The world needs healing and it can be done through compassion. Lending compassion can lead to longer lives, healthier habits and lesser levels of distress, and a greater sense of meaning in our life. In a world that often extols staying unconcerned and self-contained, we wrongly brush off being ‘stoic’ as our strength. The message most of us internalize is that nonchalance serves because otherwise, people take our pliability as a failing. But the reality remains that compassion is not any feeble notion of timidity or an assemblage of empty rhetoric. It is the fundamental spirit of our faith that makes no distinction between the suffering of others and that of one’s self. And teaches us that Almighty is Compassionate and loves compassion. And the one who is not compassionate, Almighty will not be compassionate to him.

So, the phenomenon of ‘fatigue’ creeping in our capacity to be compassionate is unnatural and impractical. None of us can disclaim compassion and detach or insulate ourselves from the pain of others. We can’t be merciless or heartless. We are made to feel and broaden the humanity in us. Our faith supplies the spirit for it.

Experts argue that being compassionate entails self-compassion. If it’s missing, being compassionate towards others is a difficult task. In a way, this school of thought purports that we have to put ourselves first. It contends that our genes are inescapably selfish since we are ‘programmed’ to pursue our interests at whatever cost. More so in today’s way of life, where the capitalist economy is intensely competitive and individualistic, it goes out of its way to encourage us to put ourselves first. As such, as per this school, altruism is an illusion or a pious dream that is unnatural to humanity.

However, the point is that compassion is inherently embedded in all of us. It’s a waking reality, a living dream. How much of it we disburse depends on many factors—our grooming, our idiosyncrasy, our beliefs and the set of experiences we imbibe from the big bad world we breathe in; where ruthlessness and spitefulness consume our souls, and compassion gets impaired.

In her book, Twelve Steps to a Compassionate Life, Karen Armstrong, the bestselling commentator on religious affairs, discusses a system of compassion where we need to put other people first and make ourselves extremely uncomfortable after looking at the pain of the world. She refers to the holy Quran, calling it “basically a cry for compassion.”

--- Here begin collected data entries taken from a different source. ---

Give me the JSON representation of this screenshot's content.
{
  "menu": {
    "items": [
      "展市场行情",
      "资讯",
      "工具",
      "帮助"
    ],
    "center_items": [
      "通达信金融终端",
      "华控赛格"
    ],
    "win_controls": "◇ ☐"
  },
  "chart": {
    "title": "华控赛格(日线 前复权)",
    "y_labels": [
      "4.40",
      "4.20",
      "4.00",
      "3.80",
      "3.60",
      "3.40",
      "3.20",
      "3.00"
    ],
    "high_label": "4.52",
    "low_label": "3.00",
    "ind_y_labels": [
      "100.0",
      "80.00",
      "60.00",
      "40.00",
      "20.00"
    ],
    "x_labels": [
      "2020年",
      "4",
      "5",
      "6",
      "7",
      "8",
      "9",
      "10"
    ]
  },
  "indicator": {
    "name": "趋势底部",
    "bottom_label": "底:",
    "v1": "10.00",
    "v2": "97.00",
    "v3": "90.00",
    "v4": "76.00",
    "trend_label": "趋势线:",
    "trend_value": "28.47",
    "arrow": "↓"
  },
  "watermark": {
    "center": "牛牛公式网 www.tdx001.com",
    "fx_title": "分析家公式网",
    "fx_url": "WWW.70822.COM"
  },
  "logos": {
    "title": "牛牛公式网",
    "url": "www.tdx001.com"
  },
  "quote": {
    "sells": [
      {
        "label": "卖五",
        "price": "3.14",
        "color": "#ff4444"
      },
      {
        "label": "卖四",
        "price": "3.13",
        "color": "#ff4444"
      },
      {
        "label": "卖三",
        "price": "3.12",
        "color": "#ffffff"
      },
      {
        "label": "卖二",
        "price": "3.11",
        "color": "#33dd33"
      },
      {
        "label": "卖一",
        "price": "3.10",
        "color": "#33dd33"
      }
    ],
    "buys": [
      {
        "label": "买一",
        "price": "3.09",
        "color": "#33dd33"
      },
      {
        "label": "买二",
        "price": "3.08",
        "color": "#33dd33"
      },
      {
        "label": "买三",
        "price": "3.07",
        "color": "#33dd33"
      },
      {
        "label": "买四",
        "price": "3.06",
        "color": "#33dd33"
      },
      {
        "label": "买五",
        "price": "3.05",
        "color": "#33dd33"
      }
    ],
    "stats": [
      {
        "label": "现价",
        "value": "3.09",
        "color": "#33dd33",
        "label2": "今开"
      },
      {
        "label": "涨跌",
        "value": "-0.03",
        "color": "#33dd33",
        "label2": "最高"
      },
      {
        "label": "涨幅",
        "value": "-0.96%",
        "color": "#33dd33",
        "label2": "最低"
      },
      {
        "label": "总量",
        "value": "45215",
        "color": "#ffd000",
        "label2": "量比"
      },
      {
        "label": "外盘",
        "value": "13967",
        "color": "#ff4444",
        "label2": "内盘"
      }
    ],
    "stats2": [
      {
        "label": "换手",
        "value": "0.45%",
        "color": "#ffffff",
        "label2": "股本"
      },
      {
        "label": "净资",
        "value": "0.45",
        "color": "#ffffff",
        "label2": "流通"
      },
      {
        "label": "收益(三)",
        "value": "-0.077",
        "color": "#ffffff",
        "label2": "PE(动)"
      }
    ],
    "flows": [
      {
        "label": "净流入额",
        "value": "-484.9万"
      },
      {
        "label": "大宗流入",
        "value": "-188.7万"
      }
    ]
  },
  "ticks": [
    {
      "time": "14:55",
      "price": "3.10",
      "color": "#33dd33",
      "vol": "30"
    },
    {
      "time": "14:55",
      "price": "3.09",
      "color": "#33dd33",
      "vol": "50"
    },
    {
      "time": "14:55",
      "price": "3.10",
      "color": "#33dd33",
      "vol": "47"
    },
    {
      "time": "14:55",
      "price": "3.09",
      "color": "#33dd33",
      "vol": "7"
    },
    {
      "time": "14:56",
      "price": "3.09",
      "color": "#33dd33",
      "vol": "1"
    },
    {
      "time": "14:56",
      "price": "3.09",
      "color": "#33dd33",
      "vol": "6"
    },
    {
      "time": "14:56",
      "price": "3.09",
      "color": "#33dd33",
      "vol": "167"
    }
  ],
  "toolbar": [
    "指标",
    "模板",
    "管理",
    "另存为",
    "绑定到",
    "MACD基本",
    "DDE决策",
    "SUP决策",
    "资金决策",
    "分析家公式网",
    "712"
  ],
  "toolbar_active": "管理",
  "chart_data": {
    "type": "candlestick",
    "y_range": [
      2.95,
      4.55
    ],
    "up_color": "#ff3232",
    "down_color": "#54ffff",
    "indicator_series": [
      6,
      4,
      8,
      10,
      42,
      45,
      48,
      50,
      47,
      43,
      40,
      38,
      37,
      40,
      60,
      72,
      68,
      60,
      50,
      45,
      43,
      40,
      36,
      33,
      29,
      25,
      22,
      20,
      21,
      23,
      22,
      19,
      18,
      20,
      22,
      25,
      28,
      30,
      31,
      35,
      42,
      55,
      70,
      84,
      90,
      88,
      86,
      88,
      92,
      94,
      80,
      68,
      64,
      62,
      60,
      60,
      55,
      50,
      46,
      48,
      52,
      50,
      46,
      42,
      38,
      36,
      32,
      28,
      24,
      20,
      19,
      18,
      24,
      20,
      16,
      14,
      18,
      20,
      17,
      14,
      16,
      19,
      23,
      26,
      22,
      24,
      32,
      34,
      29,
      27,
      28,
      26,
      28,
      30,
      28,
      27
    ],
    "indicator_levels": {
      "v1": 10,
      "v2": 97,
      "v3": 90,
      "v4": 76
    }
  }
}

Bottomline: The fact is that compassion is neither a limited resource nor is it a relative entity. Compassion is a psychological response that is unconditional and absolute. Creator has made humans sensitive and empathetic, and this character distinguishes them from other species. Compassion is an emotional resonance that makes us feel the plight of others in distress and invokes action to alleviate the same. That’s why compassion is also known as ’emotion in operation’.